El momento no pudo ser peor para TikTok EE. UU. cuando envió a millones de usuarios estadounidenses una ventana emergente obligatoria sobre privacidad el 22 de enero. El mensaje obligaba a los usuarios a aceptar los términos actualizados si querían seguir utilizando la aplicación. En esa actualización se ocultaba una cláusula sobre la recopilación de «la ciudadanía o el estatus migratorio».
En concreto, TikTok dijo:
«La información que usted proporciona puede incluir información personal sensible, tal y como se define en las leyes estatales de privacidad aplicables, como información de usuarios menores de la edad mínima establecida, información que usted revela en respuestas a encuestas o en su contenido de usuario sobre su origen racial o étnico, origen nacional, creencias religiosas, diagnóstico de salud mental o física, vida sexual u orientación sexual, condición de transgénero o no binario, ciudadanía o estatus migratorio, o información financiera».
Internet reaccionó mal.

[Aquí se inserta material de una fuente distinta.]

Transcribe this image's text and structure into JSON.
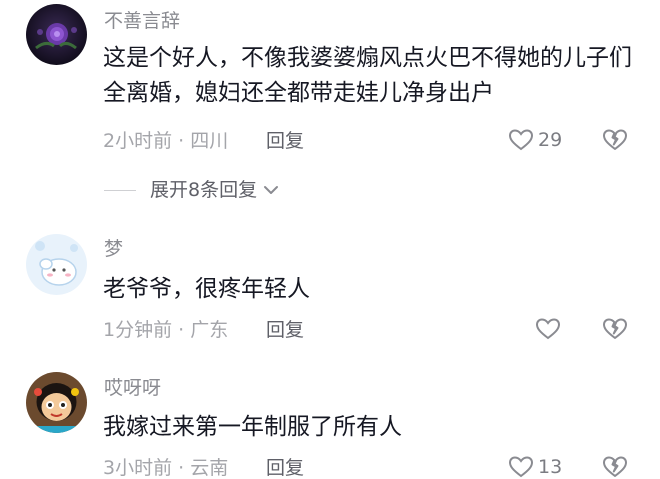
{
  "comments": [
    {
      "username": "不善言辞",
      "text": "这是个好人，不像我婆婆煽风点火巴不得她的儿子们全离婚，媳妇还全都带走娃儿净身出户",
      "meta": "2小时前 · 四川",
      "reply_label": "回复",
      "likes": "29",
      "expand_label": "展开8条回复"
    },
    {
      "username": "梦",
      "text": "老爷爷，很疼年轻人",
      "meta": "1分钟前 · 广东",
      "reply_label": "回复",
      "likes": ""
    },
    {
      "username": "哎呀呀",
      "text": "我嫁过来第一年制服了所有人",
      "meta": "3小时前 · 云南",
      "reply_label": "回复",
      "likes": "13"
    }
  ],
  "colors": {
    "username": "#8a8b91",
    "text": "#161823",
    "meta": "#a4a5aa",
    "reply": "#5f6068"
  }
}
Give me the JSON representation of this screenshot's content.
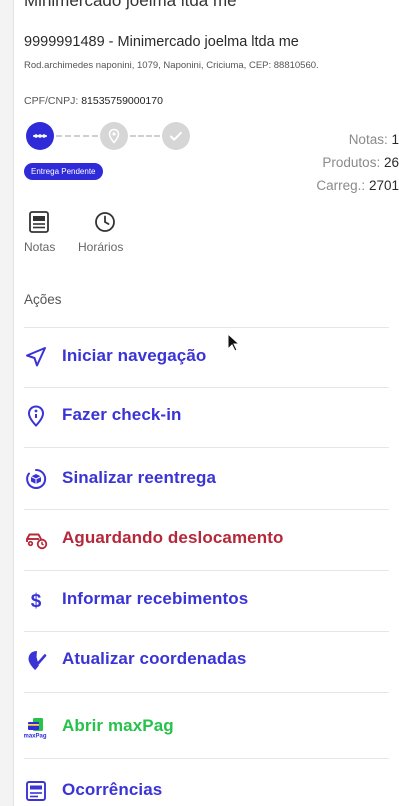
{
  "header": {
    "top_title": "Minimercado joelma ltda me",
    "store_title": "9999991489 - Minimercado joelma ltda me",
    "address": "Rod.archimedes naponini, 1079, Naponini, Criciuma, CEP: 88810560.",
    "cpf_label": "CPF/CNPJ:",
    "cpf_value": "81535759000170"
  },
  "progress": {
    "status_badge": "Entrega Pendente",
    "active_color": "#2f2bd9",
    "inactive_color": "#d6d6d6"
  },
  "stats": {
    "notas_label": "Notas:",
    "notas_value": "1",
    "produtos_label": "Produtos:",
    "produtos_value": "26",
    "carreg_label": "Carreg.:",
    "carreg_value": "2701"
  },
  "tabs": [
    {
      "label": "Notas",
      "icon": "document-icon"
    },
    {
      "label": "Horários",
      "icon": "clock-icon"
    }
  ],
  "actions_title": "Ações",
  "actions": [
    {
      "label": "Iniciar navegação",
      "icon": "navigation-arrow-icon",
      "color": "#3a33d6"
    },
    {
      "label": "Fazer check-in",
      "icon": "location-pin-icon",
      "color": "#3a33d6"
    },
    {
      "label": "Sinalizar reentrega",
      "icon": "box-cycle-icon",
      "color": "#3a33d6"
    },
    {
      "label": "Aguardando deslocamento",
      "icon": "car-clock-icon",
      "color": "#b5283a"
    },
    {
      "label": "Informar recebimentos",
      "icon": "dollar-icon",
      "color": "#3a33d6"
    },
    {
      "label": "Atualizar coordenadas",
      "icon": "location-check-icon",
      "color": "#3a33d6"
    },
    {
      "label": "Abrir maxPag",
      "icon": "maxpag-logo-icon",
      "color": "#27c24c"
    },
    {
      "label": "Ocorrências",
      "icon": "report-icon",
      "color": "#3a33d6"
    }
  ]
}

Los usuarios de TikTok acudieron a las redes sociales, y algunos sugirieron que TikTok estaba creando una base de datos sobre el estatus migratorio, mientras que otros prometieron eliminar sus cuentas. No ayudó el hecho de que la división estadounidense de TikTok se convirtiera en una empresa de propiedad estadounidense ese mismo día, y el senador Ed Markey (demócrata por Massachusetts) criticara lo que considera una falta de transparencia en torno al acuerdo.
Un requisito legal
En este caso, las cosas pueden ser menos siniestras de lo que parece. El lenguaje no es nuevo, apareció por primera vez alrededor de agosto de 2024. Y TikTok no está pidiendo a los usuarios que proporcionen directamente su estatus migratorio.
En cambio, la divulgación abarca información confidencial que los usuarios podrían compartir voluntariamente en vídeos, encuestas o interacciones con funciones de inteligencia artificial.
El cambio parece estar impulsado en gran medida por la ley AB-947 de California, firmada en octubre de 2023. La ley añadió el estatus migratorio a la definición estatal de información personal sensible, sometiéndola a protecciones más estrictas. Las empresas están obligadas a revelar cómo procesan la información personal sensible, incluso si no la buscan activamente.
Otras empresas de redes sociales, incluida Meta, no mencionan explícitamente el estatus migratorio en sus políticas de privacidad. Según TechCrunch, esa diferencia probablemente refleje lo específico que es el lenguaje de sus declaraciones, y no una diferencia significativa en los datos que realmente se recopilan.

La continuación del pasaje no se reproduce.